Rezension zu "500 Zugreisen" von Sarah Baxter
Und das alles mit dem Zug. Wer möchte da nicht mitfahren oder wenigstens einige Ideen sammeln? Dieser umfangreiche Paperback-Band nimmt sich also viel vor. Und er richtet sich an ausgesprochene Eisenbahnfans. Offenbar gehören sowohl der Verfasser des Vorworts als auch die Autorin zu dieser Gruppe von Menschen, denn sie romantisieren das Reisen mit Zügen auf eine Weise, die ich nicht ganz nachvollziehen kann. Vermutlich bin ich zu oft in überfüllten Zügen und durch die falsche Gegend gefahren. Bei den 500 in diesem Buch vorgestellten Zugreisen soll das natürlich ganz anders sein. Ob es dann auch tatsächlich so ist, muss ein Praxistest zeigen, der sich jedoch meinen Möglichkeiten entzieht.
Schon beim ersten Blättern in diesem Buch entstehen zahlreiche Fragen. Zum Beispiel: Werden tatsächlich 500 Zugreisen vorgestellt? Die Antwort ist ein klares Nein. Ich habe die tatsächlich nachvollziehbaren Vorstellungen nicht gezählt – sie sind jedoch in der eindeutigen Minderheit. Die meisten Reisevorschläge bestehen nämlich aus ein oder zwei Sätzen und der Nennung der Bahnlinie. Man findet sie nach oder neben den ausführlichen Vorstellungen geordnet nach einer gewissen Ähnlichkeit mit der ausführlich beschriebenen Reise.
Da stehen also beispielsweise neben der einigermaßen detaillierten Darstellung einer Reise von Nairobi nach Mombasa (Reise 296) am Rand drei weitere Reisen (297-299): Elevador do Bom Jesus (Braga, Portugal), Madrid-El Escorial, Zahnradbahn Sassi-Superga in Turin. Man fragt sich sofort, worin denn nun die Ähnlichkeit besteht. Und dann erkennt man, dass es um geweihte Stätten geht. Bei der Reise von Nairobi nach Mombasa kommt man zum Fort Jesus, erbaut 1593-1596. Das ist alles etwas seltsam, was zu nächsten Frage führt. Und die lautet: Was ist eigentlich das Grundkonzept dieses Buches?

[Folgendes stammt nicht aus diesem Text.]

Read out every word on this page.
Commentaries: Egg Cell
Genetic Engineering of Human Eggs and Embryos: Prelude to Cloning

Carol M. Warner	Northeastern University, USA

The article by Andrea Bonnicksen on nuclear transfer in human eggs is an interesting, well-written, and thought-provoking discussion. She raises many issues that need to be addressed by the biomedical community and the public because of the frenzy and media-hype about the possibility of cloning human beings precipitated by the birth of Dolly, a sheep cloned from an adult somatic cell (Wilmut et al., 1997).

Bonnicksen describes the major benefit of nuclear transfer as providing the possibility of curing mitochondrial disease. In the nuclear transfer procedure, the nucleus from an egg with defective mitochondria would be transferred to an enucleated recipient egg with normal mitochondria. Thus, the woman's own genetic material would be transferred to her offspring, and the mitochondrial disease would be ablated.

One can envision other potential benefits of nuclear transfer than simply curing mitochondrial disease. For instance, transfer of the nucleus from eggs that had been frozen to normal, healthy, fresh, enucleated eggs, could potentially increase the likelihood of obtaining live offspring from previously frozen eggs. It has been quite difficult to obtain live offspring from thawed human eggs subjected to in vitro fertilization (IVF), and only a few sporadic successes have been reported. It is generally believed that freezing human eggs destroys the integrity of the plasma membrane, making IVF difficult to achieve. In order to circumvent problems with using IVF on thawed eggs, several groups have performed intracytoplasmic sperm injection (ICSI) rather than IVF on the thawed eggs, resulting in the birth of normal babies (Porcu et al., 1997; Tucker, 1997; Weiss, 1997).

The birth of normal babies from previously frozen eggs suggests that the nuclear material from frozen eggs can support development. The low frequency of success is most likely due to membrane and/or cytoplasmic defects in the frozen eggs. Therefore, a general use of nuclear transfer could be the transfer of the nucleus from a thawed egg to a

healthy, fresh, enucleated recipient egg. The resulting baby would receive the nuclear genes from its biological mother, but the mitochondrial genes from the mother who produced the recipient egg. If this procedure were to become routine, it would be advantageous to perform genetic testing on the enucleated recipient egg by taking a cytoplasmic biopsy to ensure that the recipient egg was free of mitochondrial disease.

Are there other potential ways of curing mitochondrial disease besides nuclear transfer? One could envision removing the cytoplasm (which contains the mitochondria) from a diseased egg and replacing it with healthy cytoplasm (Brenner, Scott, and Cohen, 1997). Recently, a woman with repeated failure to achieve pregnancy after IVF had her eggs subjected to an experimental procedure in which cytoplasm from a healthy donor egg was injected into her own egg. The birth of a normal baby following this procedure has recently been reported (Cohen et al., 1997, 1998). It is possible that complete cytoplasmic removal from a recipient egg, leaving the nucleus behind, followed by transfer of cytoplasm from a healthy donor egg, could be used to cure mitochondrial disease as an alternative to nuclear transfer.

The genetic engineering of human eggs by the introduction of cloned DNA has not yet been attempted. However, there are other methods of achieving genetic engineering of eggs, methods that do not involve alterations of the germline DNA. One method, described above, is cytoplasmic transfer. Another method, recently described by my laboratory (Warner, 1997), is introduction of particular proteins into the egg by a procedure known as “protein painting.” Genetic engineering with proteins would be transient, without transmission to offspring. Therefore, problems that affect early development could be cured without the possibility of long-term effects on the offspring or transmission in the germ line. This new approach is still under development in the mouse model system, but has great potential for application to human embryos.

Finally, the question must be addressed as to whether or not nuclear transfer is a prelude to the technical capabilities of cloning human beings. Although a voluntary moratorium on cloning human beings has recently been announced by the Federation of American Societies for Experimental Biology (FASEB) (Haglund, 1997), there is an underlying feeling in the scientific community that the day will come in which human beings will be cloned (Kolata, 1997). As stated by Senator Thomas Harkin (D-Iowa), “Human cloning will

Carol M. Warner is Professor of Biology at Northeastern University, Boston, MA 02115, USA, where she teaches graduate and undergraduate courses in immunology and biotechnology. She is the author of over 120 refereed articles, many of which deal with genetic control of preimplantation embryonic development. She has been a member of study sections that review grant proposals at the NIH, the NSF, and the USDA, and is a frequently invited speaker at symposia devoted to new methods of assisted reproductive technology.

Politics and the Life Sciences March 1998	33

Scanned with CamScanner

Ich hätte erwartet, dass man solche Reisen nach Erdteilen oder Themen ordnet. Doch im Kopf der Autorin entstand die seltsame Idee, sie nach Zeiten zu systematisieren: Urgeschichte, Altertum, Mittelalter, Frühe Neuzeit, 19. Jahrhundert, 20. Jahrhundert und danach. Wenn man also durch die Wüste Namib rattert, dann ist man in der Urgeschichte, weil diese Wüste vor 55 bis 80 Millionen Jahren entstand. Die Autorin zieht diese reichlich willkürliche Ordnung gnadenlos durch. Wirklich verstehen kann man das im Sinne des Lesers nicht.
Neben den ausführlichen Vorstellungen und den kurzen Erwähnungen existiert noch so eine Art Mittelding in Form einer etwas ausführlicheren Darstellung in Form von mehr als zwei Sätzen, gewöhnlich ohne Bilder und ohne Karten. Selbst bei den ausführlichen Beschreibungen fehlen oft Skizzen zum Streckenverlauf.
So gut die Idee zu diesem Buch auch sein mag – die Autorin hat sie aus meiner Sicht nicht wirklich gut umgesetzt. Statt sich auf die wenigen tatsächlich nachvollziehbar beschriebenen Reisen zu beschränken und diese dann besser, ausführlicher und nach einem einheitlichen Schema abzuhandeln, was übrigens auch praktische Hinweise beinhalten sollte, ordnet sie ihre Vorschläge nach irgendwelchen Epochen, was man nicht wirklich immer begreifen kann. Beispielsweise würde die oben erwähnte Tour durch die Namib auch in die Zeit der Erbauung der Strecke passen. Wer also einen Reisevorschlag sucht, muss wissen, welche Zeit die Autorin damit verbindet. Das ist ehrlich gesagt ziemlich sinnbefreit.
Immerhin findet man am Ende des Buches wenigstens einen Index. Dort kann man ein Land seiner Wahl suchen und sieht dann unter diesem Stichwort eine Liste der im Buch vorgestellten Touren in ihm mit den entsprechenden Seitenzahlen. Dem deutschen Verlag kann man wegen des aus meiner Sicht missratenen Konzepts keinen Vorwurf machen, weil es sich um eine Übersetzung eines englischen Originals handelt.
Sieht man von diesem konzeptionellen Fehlgriff einmal ab, dann hat man dieses Buch als einen sehr guten Ideengeber benutzen.